L'histoire :
A Turin, en 1898, Lucia fait des cauchemars qui mêlent la passion du Christ, un cerf beuglant et ses ébats avec son premier amant, Enrico, un jeune avocat socialiste dont elle est éperdument amoureuse. Mais la jeune femme, catholique fervente, est assaillie de remords et jette au feu les draps tachés de sang, symboles de la rupture de son hymen. Le même jour, c’est un autre drap que son père, le très catholique baron Tommaso Pastore d’Urbino, l’emmène voir : le saint suaire, qui aurait recueilli le corps du Christ, s’apprête à être photographié. Après avoir traversé la ville sous les huées de la foule qui veut voir la monarchie à bas, Lucia et son père arrivent. Toute la noblesse catholique est présente, mais les convives sont suspendus au bon vouloir d’Enrico Spitiero, l’amant de Lucia, photographe émérite qui prête ses globes pour l’expérience. Conviés au repas, les relations sont fraîches entre lui et le père de Lucia…
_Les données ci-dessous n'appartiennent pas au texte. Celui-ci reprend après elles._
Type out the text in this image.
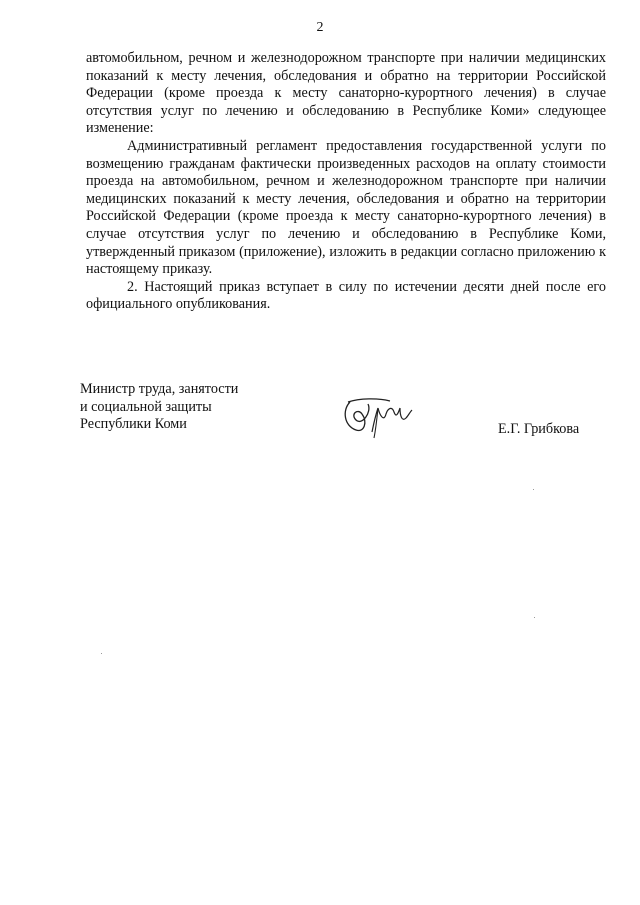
2

автомобильном, речном и железнодорожном транспорте при наличии медицинских показаний к месту лечения, обследования и обратно на территории Российской Федерации (кроме проезда к месту санаторно-курортного лечения) в случае отсутствия услуг по лечению и обследованию в Республике Коми» следующее изменение:

Административный регламент предоставления государственной услуги по возмещению гражданам фактически произведенных расходов на оплату стоимости проезда на автомобильном, речном и железнодорожном транспорте при наличии медицинских показаний к месту лечения, обследования и обратно на территории Российской Федерации (кроме проезда к месту санаторно-курортного лечения) в случае отсутствия услуг по лечению и обследованию в Республике Коми, утвержденный приказом (приложение), изложить в редакции согласно приложению к настоящему приказу.

2. Настоящий приказ вступает в силу по истечении десяти дней после его официального опубликования.

Министр труда, занятости
и социальной защиты
Республики Коми	Е.Г. Грибкова
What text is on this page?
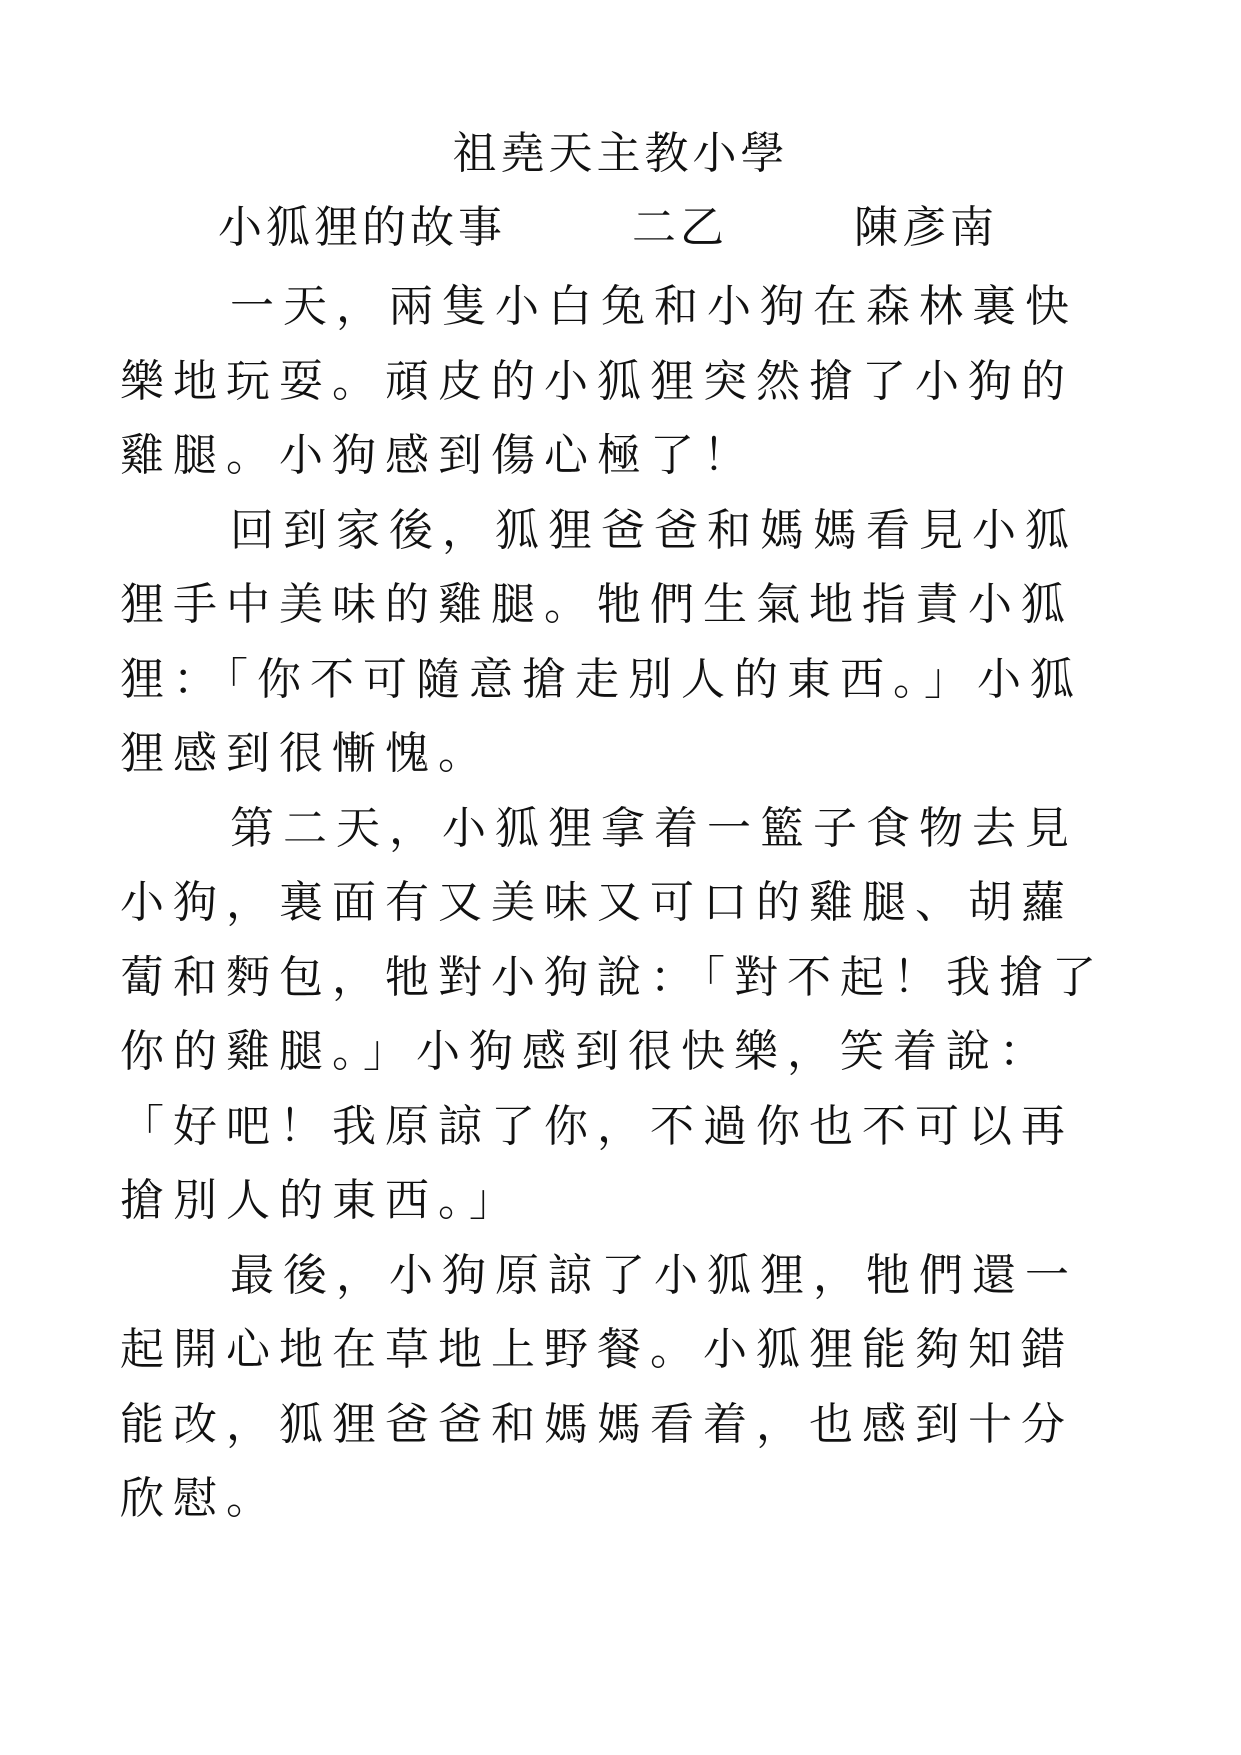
祖堯天主教小學
小狐狸的故事	二乙	陳彥南
一天，兩隻小白兔和小狗在森林裏快
樂地玩耍。頑皮的小狐狸突然搶了小狗的
雞腿。小狗感到傷心極了！
回到家後，狐狸爸爸和媽媽看見小狐
狸手中美味的雞腿。牠們生氣地指責小狐
狸：「你不可隨意搶走別人的東西。」小狐
狸感到很慚愧。
第二天，小狐狸拿着一籃子食物去見
小狗，裏面有又美味又可口的雞腿、胡蘿
蔔和麪包，牠對小狗說：「對不起！我搶了
你的雞腿。」小狗感到很快樂，笑着說：
「好吧！我原諒了你，不過你也不可以再
搶別人的東西。」
最後，小狗原諒了小狐狸，牠們還一
起開心地在草地上野餐。小狐狸能夠知錯
能改，狐狸爸爸和媽媽看着，也感到十分
欣慰。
Ce qu'on en pense sur la planète BD :
Dans ce 2ème tome, on retrouve les héros maudits du Moyen-Âge qui se croisaient sans pouvoir se rencontrer, Lucie et son cousin évêque, dans la peau d’amants une nouvelle fois maudits. La jeune Lucia a des flashs qui la renvoient à cette époque, car elle souffre, déchirée entre son éducation catholique et les certitudes qui naissent en elle sur la fausseté du suaire. On retrouve dans ce tome la réflexion sur la place de la religion auprès des masses laborieuses, et la construction d’un mythe sur laquelle travaillent depuis quelque temps déjà Jérôme Prieur et Gérard Mordillat. De leur côté, c’est plutôt la décontraction de ce mythe à laquelle ils s’attellent, avec talent, pour une construction mentale sur plusieurs siècles, truffée de références, parfaitement documentée. Malgré ce, le lecteur a toujours du mal à se retrouver dans une histoire complexe, touffue et souvent obscure, avec énormément d’images, littéraires ou graphiques. Et d’images, parlons-en… Le trait réaliste d’Eric Libergé, en dégradés de noir et blanc, est toujours incroyable, d’une précision clinique quand il s’agit de saisir les expressions des personnes. La narration lui offre une grande place, avec de nombreuses cases sans texte, majestueuse. C’est encore un objet magnifique, qui ravira les puristes et les passionnés d’Histoire.